If one were interested in reliably representing extant Early Modern print, one might design a representative sample in various ways. It would be possible to systematically identify genres or topics or even text lengths, and ensure that all were sampled. If we took on such a project, we might want to ensure sampling all genders, education levels, and so on (indeed, historical English corpora such as the Corpus of English Dialogues, or ARCHER, are systematically sampled in clear ways). We would need to take decisions about proportionality – if we’re interested in comparing the writing of men and women, for example, we might want large, equal samples of each group. But if we wanted proportional representation across the entire population of writers, we might include a majority of men, with a small proportion of women – reflecting the bias in Early Modern publishing. Or, we might go further and attempt to represent not the bias in Early Modern publication, but instead the bias in Early Modern reception, attempting to represent how many readers actually read women’s works compared to men’s works (though such metadata isn’t readily available, and obtaining it would be a project in itself). Each of these decisions might be appropriate for different purposes.

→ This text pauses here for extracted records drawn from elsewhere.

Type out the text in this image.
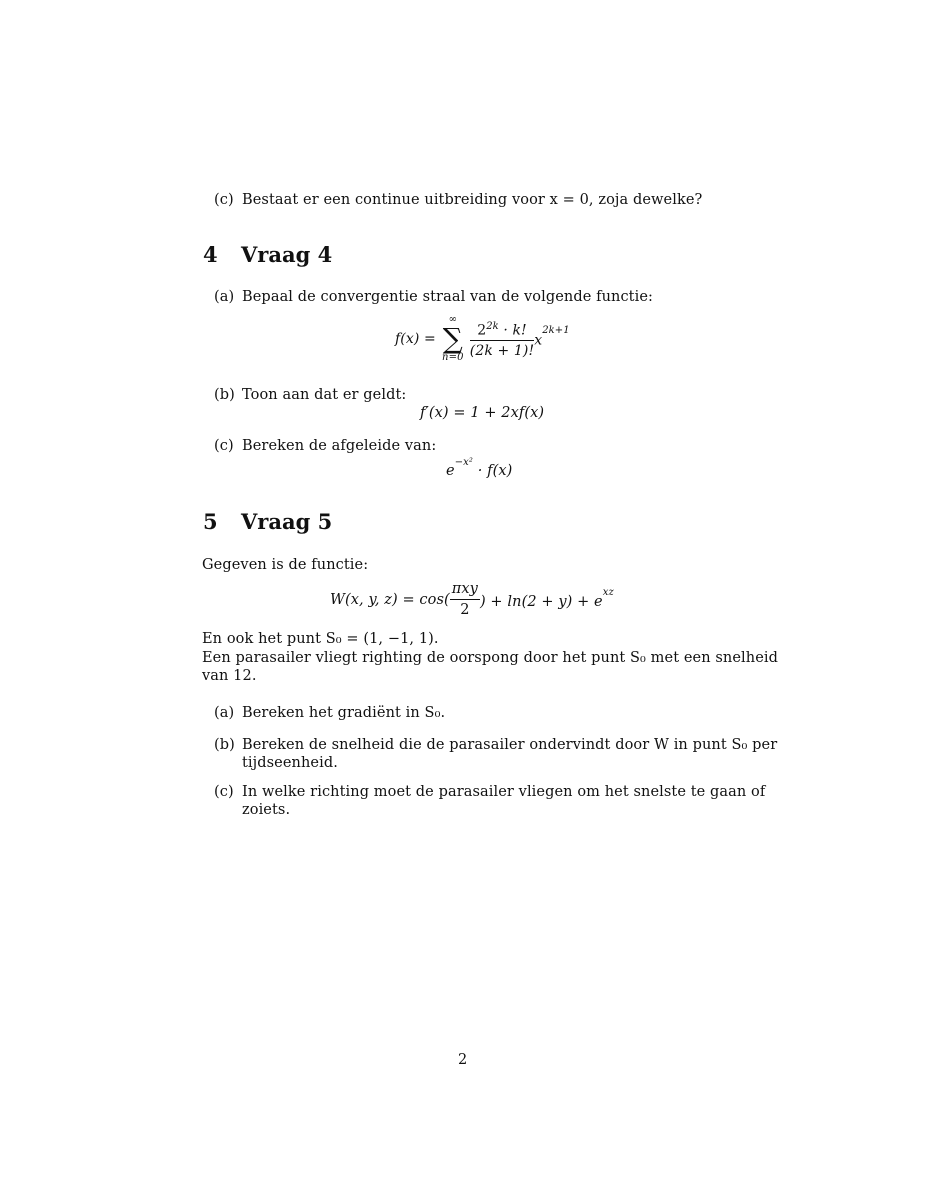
(c) Bestaat er een continue uitbreiding voor x = 0, zoja dewelke?
4 Vraag 4
(a) Bepaal de convergentie straal van de volgende functie:
f(x) =
∞
∑
$n=0 \frac{2^{2k} \cdot k!}{(2k + 1)!} x^{2k+1}$
(b) Toon aan dat er geldt:
f′(x) = 1 + 2xf(x)
(c) Bereken de afgeleide van:
$e^{-x^2} \cdot f(x)$
5 Vraag 5
Gegeven is de functie:
W(x, y, $z) = \cos( \frac{\text{πxy}}{2}$ ) + $\ln(2 + y) + e^{xz}$
En ook het punt S₀ = (1, −1, 1).
Een parasailer vliegt righting de oorspong door het punt S₀ met een snelheid
van 12.
(a) Bereken het gradiënt in S₀.
(b) Bereken de snelheid die de parasailer ondervindt door W in punt S₀ per
tijdseenheid.
(c) In welke richting moet de parasailer vliegen om het snelste te gaan of
zoiets.
2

So, what are we to do? LDNA hasn’t thrown stats out the window, nor have we thrown EEBO out the window. But we are careful to remember that our statistics are describing EEBO rather than indicating conclusions about a broader population. And we haven’t stopped there – we will draw conclusions about Early Modern print, but not via statistics, and not simply via the sample that is EEBO. Instead, we will draw such conclusions as close readers, linguists, philologists, and historians. We will use qualitative tools and historical, social, cultural, political, and economic insights about Early Modern history, in systematic and rigorous ways. Our intention is to read texts and contexts, and to evaluate those contexts in relation to our own knowledge about history, society, and culture. In other words, we are taking a principled interpretive leap from EEBO to Early Modern print. That leap is necessary, because there’s no inherent representative connection between the two.